Unspinning the secrets of spider webs
A new global study, involving University of New South Wales scientists, has analysed the silk properties of spiders across Oceania, Asia, Europe and the USA to better understand how this natural wonder can be emulated in future biomaterials. The research, published in Science Advances, catalogued the silk gene sequences of 1098 species from 76 families.
“Up until now, there was a pretty good literature set of how spider silk performs,” says Dr Sean Blamires, an evolutionary ecological biologist from UNSW Sydney’s School of Biological, Environmental and Earth Sciences. “But what has been lacking is a way to generalise across spiders and find out what causes specific properties. Is there a link between genes, protein structures and fibres?”
According to Sean, the large data set – collected over five years – allow scientists to create complex models, using machine learning to understand how and why specific silk properties vary between species, and even between individual spiders.
“Just like the Human Genome project has given researchers the ability to identify specific gene sequence mutations that cause specific diseases, this database gives biologists and material scientists the ability to derive direct genetic causes for the properties of spider silk,” he says.

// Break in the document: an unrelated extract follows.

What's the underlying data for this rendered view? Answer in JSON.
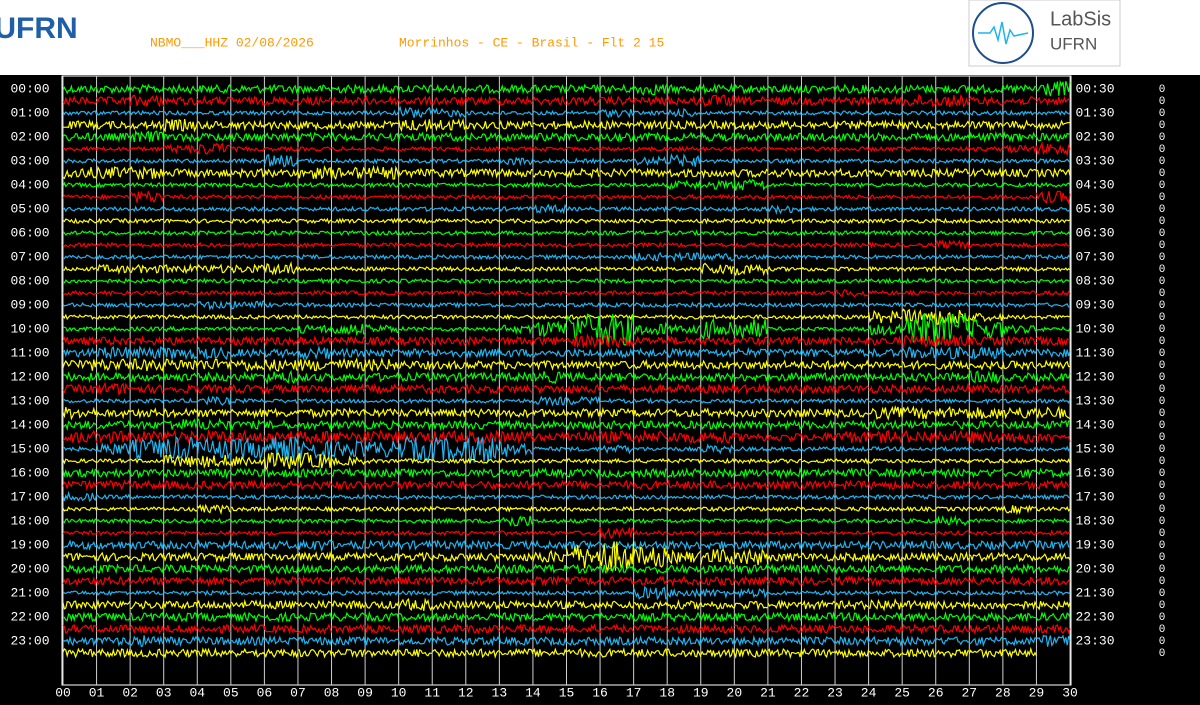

There are seven types of spider silk, secreted from different glands within a spider. Out of these, dragline silk is the crowning glory. Known for its strength, durability and flexibility, dragline silk has captured scientists’ imagination for decades with its tantalising potential.
“In a spiderweb, the dragline silk makes up the framework and the radials. It’s also the silk that the spider uses when it drops off a web,” says Sean. “Non-web building spiders might use it to make retreats or use it for signalling with each other, while trapdoor spiders use something very similar.”
In Australia, the dragline silk produced by orb-weaving spiders is so tough that it outperforms Kevlar and steels. It’s tough, but also flexible.
“Most materials are either one or the other,” says Sean.
The study measured the mechanical, thermal, structural and hydration properties of dragline silks.
It’s hoped this research will provide a blueprint for renewable, biodegradable and sustainable biopolymers. Suggested uses for this lightweight material ranges from bulletproof vests, flexible building materials, biodegradable bottles, and even a non-toxic biomaterial in regenerative medicine, that can be used as a scaffold to grow and repair damaged nerves or tissues.